As the economies and business conditions in emerging markets go through inevitable ups and downs, demand for global stock offerings also rises and falls. During times of growth and favorable conditions, foreign companies – attracted by flexible exchange rules and liquid stock exchanges – frequently turn to the U.S. as a source of raising capital.
Pursuant to the regulations of the Securities Act of 1933, as amended (‘Securities Act’), and the Securities Exchange Act of 1934, as amended (‘Exchange Act’), foreign private companies seeking a public offering in the U.S. market are required to name an agent for service of process (also referred to as process agent or contract agent). In this type of securities offering, the process agent serves as the point of contact upon which legal process may be served in any action arising out of the securities offering against the foreign issuer.
Securities Act and Exchange Act Disclosure Requirements
Generally, the Securities Act requires companies wishing to offer and sell securities in the U.S. to file one of a series of registration statements with the Securities and Exchange Commission (SEC) for the issuance, or comply with certain requirements that deem the issuance exempt from such registration.
The Exchange Act requires companies to register classes of equity securities in order to list these securities on a national securities exchange in the U.S. The Exchange Act also requires companies to make periodic filings with the SEC to disclose information about their business operations, financial condition and management.
As a result of these acts, foreign private issuers registering to sell securities in the U.S. are required to file a detailed disclosure form with the SEC. Depending on the nature of the issuance and to whom the securities will be offered, the level of disclosure will vary.
SEC Registration Statements Requiring Designation of ‘Agent for Service’
As defined in Section 230.100 of the Securities Act, the name, U.S.-based address and phone number of an ‘agent for service’ (a.k.a process agent) are required on the cover page of the following SEC registration statements:
- SEC Form F-1: Foreign private issuers publicly selling securities for the first time in the U.S. register the securities on SEC Form F-1. This registration form requires a higher level of disclosure than some of the other SEC registration forms.
- SEC Form F-3: Short form registration statement used by foreign private issuers that have previously completed registered offerings in the U.S.
- SEC Form F-4: Registration statement filed in connection with business combinations and exchange offers.
- SEC Form F-6: Registration of depositary shares evidenced by American Depositary Receipts.
- SEC Form S-8: Registration of securities issued to employees under an employee benefit plan.
Note: You can access these registration forms from the SEC website.
In addition to receipt of legal proceedings, the agent for service listed on these registration forms is then authorized (and required) to receive notices and communications from the SEC.

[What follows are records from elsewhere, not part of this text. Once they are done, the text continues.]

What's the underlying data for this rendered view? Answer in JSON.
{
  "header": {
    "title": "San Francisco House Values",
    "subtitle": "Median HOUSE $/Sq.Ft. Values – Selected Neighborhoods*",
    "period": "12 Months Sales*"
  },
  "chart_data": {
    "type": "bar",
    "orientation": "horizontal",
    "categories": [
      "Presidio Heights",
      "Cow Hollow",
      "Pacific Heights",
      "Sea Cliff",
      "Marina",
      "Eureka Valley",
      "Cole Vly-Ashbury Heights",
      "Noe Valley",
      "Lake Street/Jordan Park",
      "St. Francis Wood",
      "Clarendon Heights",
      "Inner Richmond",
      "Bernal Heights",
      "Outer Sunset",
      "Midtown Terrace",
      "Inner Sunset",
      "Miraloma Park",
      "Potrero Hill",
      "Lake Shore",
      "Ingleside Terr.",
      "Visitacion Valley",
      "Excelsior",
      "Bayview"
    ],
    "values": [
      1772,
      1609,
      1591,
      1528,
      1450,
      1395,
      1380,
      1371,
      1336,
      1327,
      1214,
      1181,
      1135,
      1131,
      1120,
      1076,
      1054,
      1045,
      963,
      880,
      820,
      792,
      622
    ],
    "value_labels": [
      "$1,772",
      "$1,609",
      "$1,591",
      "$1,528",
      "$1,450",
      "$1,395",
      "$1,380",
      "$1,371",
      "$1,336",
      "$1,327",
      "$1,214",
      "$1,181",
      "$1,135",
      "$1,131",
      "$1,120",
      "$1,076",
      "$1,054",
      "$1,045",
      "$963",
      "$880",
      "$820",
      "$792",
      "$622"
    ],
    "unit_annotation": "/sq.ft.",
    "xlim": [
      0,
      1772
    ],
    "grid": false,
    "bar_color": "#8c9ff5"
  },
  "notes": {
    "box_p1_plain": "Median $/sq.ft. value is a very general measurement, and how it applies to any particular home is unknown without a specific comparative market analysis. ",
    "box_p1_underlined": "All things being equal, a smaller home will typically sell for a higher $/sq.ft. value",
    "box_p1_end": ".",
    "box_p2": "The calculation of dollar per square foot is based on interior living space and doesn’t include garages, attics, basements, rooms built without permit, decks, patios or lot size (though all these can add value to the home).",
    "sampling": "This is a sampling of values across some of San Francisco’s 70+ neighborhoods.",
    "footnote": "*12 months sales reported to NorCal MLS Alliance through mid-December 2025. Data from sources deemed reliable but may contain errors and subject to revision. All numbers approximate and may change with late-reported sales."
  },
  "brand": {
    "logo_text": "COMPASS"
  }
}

Unlike a contractual transaction, which is likely to identify a fixed term of an agreement and term for the process agent, a foreign issuer is required to retain the process agent for an indefinite period of time – as long as the securities are registered.
Timing of Process Agent Appointment is Critical
Coordinating the timing of the process agent appointment is critical and must be done in advance of the electronic filing the registration statement via EDGAR (Electronic Data Gathering, Analysis, and Retrieval system) with the SEC. While the process agent’s acceptance is one of the smaller matters on a pre-filing conditions precedent list, its importance should not be overlooked. Not having the consent of the process agent in advance of the scheduled submission date may cause a delay in the filing with the SEC, resulting in serious consequences to all parties. Confirming the process agent at least a day in advance of the filing is prudent.

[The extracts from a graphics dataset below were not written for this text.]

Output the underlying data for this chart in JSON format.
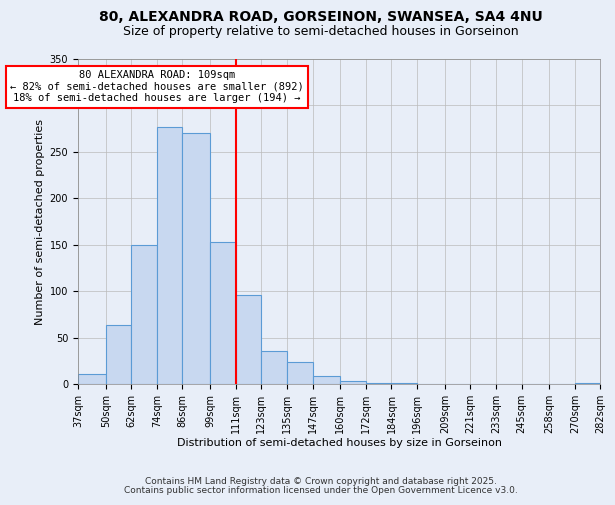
{
  "title": "80, ALEXANDRA ROAD, GORSEINON, SWANSEA, SA4 4NU",
  "subtitle": "Size of property relative to semi-detached houses in Gorseinon",
  "xlabel": "Distribution of semi-detached houses by size in Gorseinon",
  "ylabel": "Number of semi-detached properties",
  "bar_edges": [
    37,
    50,
    62,
    74,
    86,
    99,
    111,
    123,
    135,
    147,
    160,
    172,
    184,
    196,
    209,
    221,
    233,
    245,
    258,
    270,
    282
  ],
  "bar_heights": [
    11,
    64,
    150,
    277,
    270,
    153,
    96,
    36,
    24,
    9,
    4,
    1,
    1,
    0,
    0,
    0,
    0,
    0,
    0,
    1
  ],
  "bar_color": "#c8d8f0",
  "bar_edge_color": "#5b9bd5",
  "vline_x": 111,
  "vline_color": "red",
  "annotation_title": "80 ALEXANDRA ROAD: 109sqm",
  "annotation_line1": "← 82% of semi-detached houses are smaller (892)",
  "annotation_line2": "18% of semi-detached houses are larger (194) →",
  "ylim": [
    0,
    350
  ],
  "yticks": [
    0,
    50,
    100,
    150,
    200,
    250,
    300,
    350
  ],
  "tick_labels": [
    "37sqm",
    "50sqm",
    "62sqm",
    "74sqm",
    "86sqm",
    "99sqm",
    "111sqm",
    "123sqm",
    "135sqm",
    "147sqm",
    "160sqm",
    "172sqm",
    "184sqm",
    "196sqm",
    "209sqm",
    "221sqm",
    "233sqm",
    "245sqm",
    "258sqm",
    "270sqm",
    "282sqm"
  ],
  "footer1": "Contains HM Land Registry data © Crown copyright and database right 2025.",
  "footer2": "Contains public sector information licensed under the Open Government Licence v3.0.",
  "bg_color": "#e8eef8",
  "plot_bg_color": "#e8eef8",
  "title_fontsize": 10,
  "subtitle_fontsize": 9,
  "axis_label_fontsize": 8,
  "tick_fontsize": 7,
  "footer_fontsize": 6.5
}
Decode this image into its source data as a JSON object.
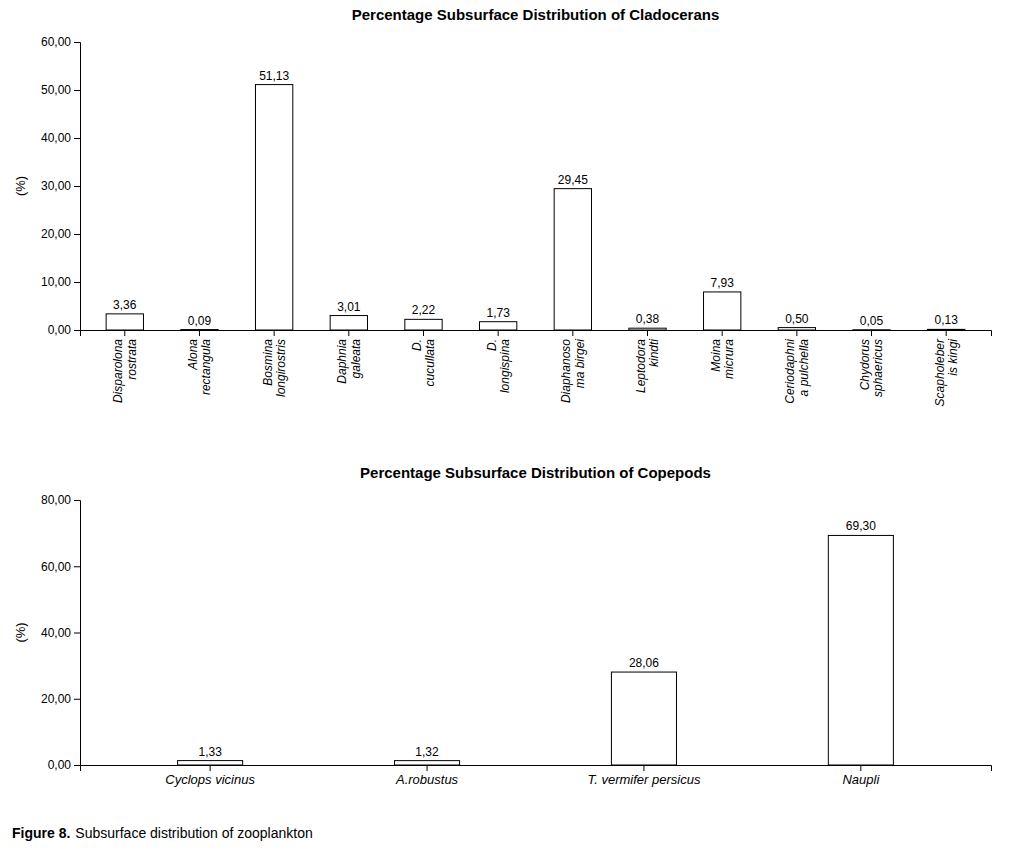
{
  "chart_data": [
    {
      "type": "bar",
      "title": "Percentage Subsurface Distribution of Cladocerans",
      "ylabel": "(%)",
      "categories": [
        "Disparolona\nrostrata",
        "Alona\nrectangula",
        "Bosmina\nlongirostris",
        "Daphnia\ngaleata",
        "D.\ncucullata",
        "D.\nlongispina",
        "Diaphanoso\nma birgei",
        "Leptodora\nkindti",
        "Moina\nmicrura",
        "Ceriodaphni\na pulchella",
        "Chydorus\nsphaericus",
        "Scapholeber\nis kingi"
      ],
      "values": [
        3.36,
        0.09,
        51.13,
        3.01,
        2.22,
        1.73,
        29.45,
        0.38,
        7.93,
        0.5,
        0.05,
        0.13
      ],
      "value_labels": [
        "3,36",
        "0,09",
        "51,13",
        "3,01",
        "2,22",
        "1,73",
        "29,45",
        "0,38",
        "7,93",
        "0,50",
        "0,05",
        "0,13"
      ],
      "data_labels": true,
      "color": "#ffffff",
      "ylim": [
        0,
        60
      ],
      "yticks": [
        {
          "value": 0,
          "label": "0,00"
        },
        {
          "value": 10,
          "label": "10,00"
        },
        {
          "value": 20,
          "label": "20,00"
        },
        {
          "value": 30,
          "label": "30,00"
        },
        {
          "value": 40,
          "label": "40,00"
        },
        {
          "value": 50,
          "label": "50,00"
        },
        {
          "value": 60,
          "label": "60,00"
        }
      ],
      "grid": false
    },
    {
      "type": "bar",
      "title": "Percentage Subsurface Distribution of Copepods",
      "ylabel": "(%)",
      "categories": [
        "Cyclops vicinus",
        "A.robustus",
        "T. vermifer persicus",
        "Naupli"
      ],
      "values": [
        1.33,
        1.32,
        28.06,
        69.3
      ],
      "value_labels": [
        "1,33",
        "1,32",
        "28,06",
        "69,30"
      ],
      "data_labels": true,
      "color": "#ffffff",
      "ylim": [
        0,
        80
      ],
      "yticks": [
        {
          "value": 0,
          "label": "0,00"
        },
        {
          "value": 20,
          "label": "20,00"
        },
        {
          "value": 40,
          "label": "40,00"
        },
        {
          "value": 60,
          "label": "60,00"
        },
        {
          "value": 80,
          "label": "80,00"
        }
      ],
      "grid": false
    }
  ],
  "caption_bold": "Figure 8.",
  "caption": "Subsurface distribution of zooplankton"
}
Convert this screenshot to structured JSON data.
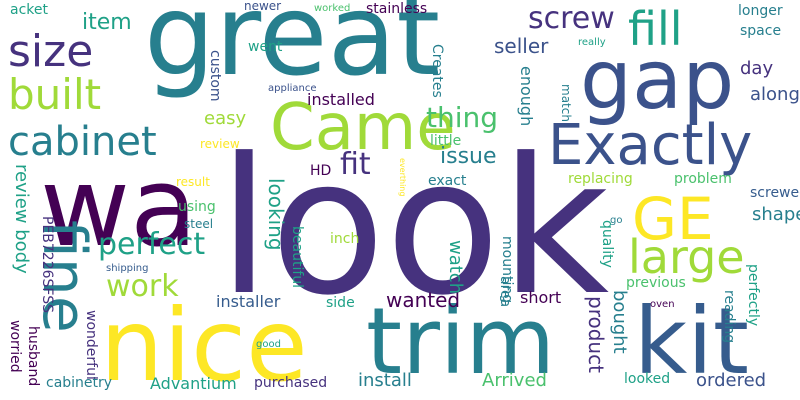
{
  "words": {
    "look": "look",
    "great": "great",
    "wa": "wa",
    "nice": "nice",
    "trim": "trim",
    "kit": "kit",
    "gap": "gap",
    "came": "Came",
    "exactly": "Exactly",
    "fine": "fine",
    "fill": "fill",
    "ge": "GE",
    "large": "large",
    "size": "size",
    "built": "built",
    "cabinet": "cabinet",
    "screw": "screw",
    "perfect": "perfect",
    "work": "work",
    "thing": "thing",
    "fit": "fit",
    "issue": "issue",
    "item": "item",
    "seller": "seller",
    "along": "along",
    "day": "day",
    "shape": "shape",
    "installed": "installed",
    "easy": "easy",
    "review_body": "review body",
    "wanted": "wanted",
    "looking": "looking",
    "enough": "enough",
    "replacing": "replacing",
    "problem": "problem",
    "product": "product",
    "bought": "bought",
    "install": "install",
    "arrived": "Arrived",
    "ordered": "ordered",
    "installer": "installer",
    "short": "short",
    "watch": "watch",
    "mounting": "mounting",
    "area": "area",
    "advantium": "Advantium",
    "purchased": "purchased",
    "cabinetry": "cabinetry",
    "acket": "acket",
    "newer": "newer",
    "worked": "worked",
    "stainless": "stainless",
    "longer": "longer",
    "space": "space",
    "went": "went",
    "custom": "custom",
    "appliance": "appliance",
    "creates": "Creates",
    "match": "match",
    "really": "really",
    "review": "review",
    "little": "little",
    "hd": "HD",
    "exact": "exact",
    "result": "result",
    "everthing": "everthing",
    "screwed": "screwed",
    "using": "using",
    "steel": "steel",
    "inch": "inch",
    "beautiful": "beautiful",
    "quality": "quality",
    "go": "go",
    "previous": "previous",
    "perfectly": "perfectly",
    "oven": "oven",
    "side": "side",
    "pe": "PEB7226SFSS",
    "shipping": "shipping",
    "wonderful": "wonderful",
    "worried": "worried",
    "husband": "husband",
    "good": "good",
    "reading": "reading",
    "looked": "looked"
  },
  "palette": [
    "#440154",
    "#46327e",
    "#3b528b",
    "#365c8d",
    "#277f8e",
    "#1fa187",
    "#4ac16d",
    "#a0da39",
    "#fde725"
  ]
}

In addition to naming an agent for service in an SEC registration statement, foreign private issuers may be required, in some cases, to name a U.S. Duly Authorized Representative (USDAR). The roles of the agent for service and the USDAR are distinct but equally important to be in place prior to filing with the SEC.
This article is provided for informational purposes only and should not be considered, or relied upon, as legal advice.